When I first met with the team at Splunk, they were working away on building a system that could accurately track a transaction as it traversed the entire enterprise stack. If the transaction broke somewhere along the way, their software could help IT discover the cause of that failure. While it was clearly a pain point for some businesses, there was no clear customer and the value proposition was a relatively hard one to articulate. But the technology they were building created a whole lot of intelligence built on the fumes of the data center (namely the log files). I was interested in what they were doing, but not interested enough to fund them. One day I got a call from Michael Baum, CEO of Splunk. He told me that they had "figured it out" and that we should meet up. I was certainly game to hear what they had figured out and we got together again a short time later.
So what had Splunk figured out? They had figured out that if they could track, manage and correlate log files across the entire data center in near real time, that they could create the killer IT Search Engine that would allow an end user to see into their enterprise stack in a way never before possible. The Splunk guys showed me a very simple example using Voip data and how one could track all systems that touched a particular extension by simply searching for that extension in the Splunk engine. I was an instant believer -- it was clearly a better way to manage the massive amounts of IT data that exist in enterprises today. I invested in the Series A and the Splunk team got to building the software that they had envisioned.
A short time after investing in Splunk, I was meeting with a group of managers from one of August Capital's biggest Limited Partners (the folks who invest in our fund). I was describing for them what Splunk was planning to build and they asked me "so what's the market size for that?" I quickly answered as best I could -- "I have no idea." Needless to say, this was not the most satisfying answer they had ever received and they stared back at me with a look that suggested perhaps I should come up with a better answer. But the reality was that I didn't have a better answer. Not because it was unclear if there was any market for what Splunk was building. But, more importantly, because once Splunk had built their search engine, it was unclear what market they would go after. I explained to my investors that Splunk had a number of multi-billion dollar markets in which they might play (management, compliance, BI, security, capacity planning, development, etc.) and the only question was which ones they would choose to go after first.

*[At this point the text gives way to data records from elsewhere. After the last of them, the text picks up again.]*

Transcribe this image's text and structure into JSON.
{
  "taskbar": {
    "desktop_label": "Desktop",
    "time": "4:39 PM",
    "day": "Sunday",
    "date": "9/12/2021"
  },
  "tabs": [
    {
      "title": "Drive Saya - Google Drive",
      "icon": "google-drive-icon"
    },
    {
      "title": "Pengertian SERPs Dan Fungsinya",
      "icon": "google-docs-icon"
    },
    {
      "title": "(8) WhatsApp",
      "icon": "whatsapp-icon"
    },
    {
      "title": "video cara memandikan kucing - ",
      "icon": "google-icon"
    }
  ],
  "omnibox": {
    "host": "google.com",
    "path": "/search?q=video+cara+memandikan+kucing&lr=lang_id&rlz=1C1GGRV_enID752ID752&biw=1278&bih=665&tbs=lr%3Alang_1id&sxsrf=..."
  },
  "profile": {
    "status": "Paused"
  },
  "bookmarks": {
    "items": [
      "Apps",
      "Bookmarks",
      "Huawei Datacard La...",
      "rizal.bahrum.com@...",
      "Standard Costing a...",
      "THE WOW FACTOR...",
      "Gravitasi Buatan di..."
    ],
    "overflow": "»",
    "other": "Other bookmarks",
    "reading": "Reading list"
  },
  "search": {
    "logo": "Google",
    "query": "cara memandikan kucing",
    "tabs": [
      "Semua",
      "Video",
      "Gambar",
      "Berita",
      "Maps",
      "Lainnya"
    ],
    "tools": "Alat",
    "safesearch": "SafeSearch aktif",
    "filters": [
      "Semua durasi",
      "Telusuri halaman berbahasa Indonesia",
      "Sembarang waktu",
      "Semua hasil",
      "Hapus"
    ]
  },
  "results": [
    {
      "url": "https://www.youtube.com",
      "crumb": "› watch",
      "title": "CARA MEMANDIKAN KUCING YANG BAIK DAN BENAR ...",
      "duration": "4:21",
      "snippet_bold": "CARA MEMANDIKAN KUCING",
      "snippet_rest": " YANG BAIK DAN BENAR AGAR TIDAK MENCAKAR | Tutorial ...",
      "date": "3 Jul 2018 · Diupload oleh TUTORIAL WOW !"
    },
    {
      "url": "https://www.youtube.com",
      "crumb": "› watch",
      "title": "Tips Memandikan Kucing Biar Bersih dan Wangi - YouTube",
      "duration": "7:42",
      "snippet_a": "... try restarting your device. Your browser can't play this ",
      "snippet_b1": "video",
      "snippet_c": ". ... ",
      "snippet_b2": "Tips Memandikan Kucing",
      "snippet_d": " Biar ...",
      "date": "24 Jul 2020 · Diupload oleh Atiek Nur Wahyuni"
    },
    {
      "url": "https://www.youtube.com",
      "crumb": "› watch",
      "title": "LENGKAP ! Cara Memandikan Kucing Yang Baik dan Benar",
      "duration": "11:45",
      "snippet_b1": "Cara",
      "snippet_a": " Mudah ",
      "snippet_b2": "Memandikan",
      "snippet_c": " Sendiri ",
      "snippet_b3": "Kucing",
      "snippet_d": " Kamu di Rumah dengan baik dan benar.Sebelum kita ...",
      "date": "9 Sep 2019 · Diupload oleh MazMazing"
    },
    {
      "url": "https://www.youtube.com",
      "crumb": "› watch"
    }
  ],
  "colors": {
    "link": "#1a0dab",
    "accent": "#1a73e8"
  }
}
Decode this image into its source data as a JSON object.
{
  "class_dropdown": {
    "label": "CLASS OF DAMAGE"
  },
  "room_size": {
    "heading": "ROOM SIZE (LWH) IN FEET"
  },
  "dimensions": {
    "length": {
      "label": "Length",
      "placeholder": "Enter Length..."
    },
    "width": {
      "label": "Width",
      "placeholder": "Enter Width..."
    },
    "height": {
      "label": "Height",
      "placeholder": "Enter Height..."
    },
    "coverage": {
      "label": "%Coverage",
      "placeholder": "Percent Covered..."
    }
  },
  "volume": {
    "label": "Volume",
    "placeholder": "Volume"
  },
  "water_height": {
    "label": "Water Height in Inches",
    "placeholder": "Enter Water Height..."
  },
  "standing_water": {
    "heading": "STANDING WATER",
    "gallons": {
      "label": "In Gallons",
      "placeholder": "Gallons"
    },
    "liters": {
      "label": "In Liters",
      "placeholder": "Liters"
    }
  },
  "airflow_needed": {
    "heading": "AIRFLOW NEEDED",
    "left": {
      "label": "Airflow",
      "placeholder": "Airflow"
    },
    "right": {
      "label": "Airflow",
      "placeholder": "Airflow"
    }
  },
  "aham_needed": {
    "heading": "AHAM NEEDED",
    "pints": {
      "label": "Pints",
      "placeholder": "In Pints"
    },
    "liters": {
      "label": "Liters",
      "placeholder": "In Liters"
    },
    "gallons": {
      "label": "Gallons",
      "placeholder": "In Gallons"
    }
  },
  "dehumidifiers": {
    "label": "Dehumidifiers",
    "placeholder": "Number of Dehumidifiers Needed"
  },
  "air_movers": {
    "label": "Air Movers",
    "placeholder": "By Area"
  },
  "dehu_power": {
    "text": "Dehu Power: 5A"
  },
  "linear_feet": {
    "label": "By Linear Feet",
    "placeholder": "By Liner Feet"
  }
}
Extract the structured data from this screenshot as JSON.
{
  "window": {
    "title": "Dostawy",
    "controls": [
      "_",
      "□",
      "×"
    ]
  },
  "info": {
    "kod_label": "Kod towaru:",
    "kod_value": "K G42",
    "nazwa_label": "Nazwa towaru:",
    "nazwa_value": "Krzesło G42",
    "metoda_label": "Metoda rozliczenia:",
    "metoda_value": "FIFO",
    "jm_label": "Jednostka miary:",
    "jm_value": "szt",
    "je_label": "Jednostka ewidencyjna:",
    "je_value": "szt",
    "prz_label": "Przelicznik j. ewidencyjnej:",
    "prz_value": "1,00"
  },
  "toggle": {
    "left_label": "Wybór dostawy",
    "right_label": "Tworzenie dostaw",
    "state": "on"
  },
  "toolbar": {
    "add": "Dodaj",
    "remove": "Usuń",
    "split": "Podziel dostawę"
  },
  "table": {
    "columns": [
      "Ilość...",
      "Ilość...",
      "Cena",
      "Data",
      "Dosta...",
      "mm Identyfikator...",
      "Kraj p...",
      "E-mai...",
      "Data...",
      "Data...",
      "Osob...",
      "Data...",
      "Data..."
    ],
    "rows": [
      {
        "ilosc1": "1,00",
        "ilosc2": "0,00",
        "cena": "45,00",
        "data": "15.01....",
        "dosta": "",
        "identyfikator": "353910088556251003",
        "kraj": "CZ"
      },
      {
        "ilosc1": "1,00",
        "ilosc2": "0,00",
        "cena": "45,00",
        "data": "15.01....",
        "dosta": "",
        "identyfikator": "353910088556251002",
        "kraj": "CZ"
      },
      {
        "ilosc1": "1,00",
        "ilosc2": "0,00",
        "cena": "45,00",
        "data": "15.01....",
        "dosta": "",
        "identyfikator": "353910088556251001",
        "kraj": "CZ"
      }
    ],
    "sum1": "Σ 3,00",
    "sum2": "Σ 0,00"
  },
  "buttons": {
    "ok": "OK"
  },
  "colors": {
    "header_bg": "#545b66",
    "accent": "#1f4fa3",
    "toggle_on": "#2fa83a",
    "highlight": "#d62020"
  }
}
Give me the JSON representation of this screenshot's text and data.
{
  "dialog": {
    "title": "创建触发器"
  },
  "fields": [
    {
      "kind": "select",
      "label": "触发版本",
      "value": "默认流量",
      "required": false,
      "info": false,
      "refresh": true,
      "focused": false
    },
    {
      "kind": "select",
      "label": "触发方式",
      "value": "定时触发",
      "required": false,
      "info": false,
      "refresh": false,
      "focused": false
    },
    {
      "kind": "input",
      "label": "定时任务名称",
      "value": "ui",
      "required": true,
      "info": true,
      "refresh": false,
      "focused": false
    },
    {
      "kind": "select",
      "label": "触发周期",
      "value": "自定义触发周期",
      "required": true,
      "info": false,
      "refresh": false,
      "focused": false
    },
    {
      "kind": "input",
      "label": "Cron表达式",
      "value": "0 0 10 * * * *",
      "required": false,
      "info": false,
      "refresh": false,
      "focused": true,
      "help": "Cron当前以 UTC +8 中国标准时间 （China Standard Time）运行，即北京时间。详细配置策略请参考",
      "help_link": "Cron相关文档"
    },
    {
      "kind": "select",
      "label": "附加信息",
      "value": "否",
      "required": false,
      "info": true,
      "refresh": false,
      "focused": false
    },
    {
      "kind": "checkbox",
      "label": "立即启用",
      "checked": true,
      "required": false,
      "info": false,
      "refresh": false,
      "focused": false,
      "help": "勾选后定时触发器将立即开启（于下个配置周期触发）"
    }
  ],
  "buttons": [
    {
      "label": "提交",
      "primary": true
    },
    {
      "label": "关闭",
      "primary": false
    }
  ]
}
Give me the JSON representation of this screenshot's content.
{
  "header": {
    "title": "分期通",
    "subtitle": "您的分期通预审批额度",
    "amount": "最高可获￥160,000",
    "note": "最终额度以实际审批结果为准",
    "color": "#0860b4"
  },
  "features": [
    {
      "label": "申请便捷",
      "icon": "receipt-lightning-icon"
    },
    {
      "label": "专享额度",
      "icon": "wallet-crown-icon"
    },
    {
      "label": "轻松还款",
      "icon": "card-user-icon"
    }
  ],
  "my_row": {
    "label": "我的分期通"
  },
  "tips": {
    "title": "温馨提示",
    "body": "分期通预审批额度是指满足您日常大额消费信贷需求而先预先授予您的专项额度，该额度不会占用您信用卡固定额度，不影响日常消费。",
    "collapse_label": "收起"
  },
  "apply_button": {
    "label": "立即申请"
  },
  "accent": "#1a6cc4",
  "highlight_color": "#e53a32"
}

That conversation with my Limited Partners was over two and a half years ago. And since that time, the Splunk team has built precisely what they promised -- a large-scale, high-speed search technology for your data center. But despite the fact that Splunk's software has been downloaded by over 100,000 users and despite the fact that there are now more than 350 paying enterprise customers (including 21st Century Insurance, BEA, British Telecom, Catholic Healthcare West, Chicago Mercantile Exchange, Comcast, Dow Jones, FedEx, Fiserv, GE Consumer Finance, LinkedIn, Mantech, Mozilla.org, NASA, Shopzilla, Telstra, U.S. Department of Energy, U.S. Department of Justice, U.S. Department of State, Vodafone and Yahoo!), I would still have a tough time answering the question posed by my Limited Partner.
Splunk has not built an application. Nor is Splunk merely selling software. Splunk has created a software enabled platform that continues to be extremely broadly applicable. Is Splunk mission critical when it comes to maintaining availability of large scale enterprise systems? Yes. Is Splunk invaluable in the fight to maintain the security of your data center? Yes. Does Splunk uniquely simplify the process of data compliance? Yes. Can Splunk help you dig into your data and analyze it like no other solution? Yes. But, frankly, that's just the tip of the iceberg -- once you are able to query individual pieces of data across your entire data center in real time, the applicability of the platform is limited only by the creativity of its end users. And those end users are driving value back into the platform, creating applications we hadn't thought of before.
So what is the market for Splunk? i still couldn't say for certain. But I can tell you one thing -- it is awfully big. And in the venture business, that's big enough.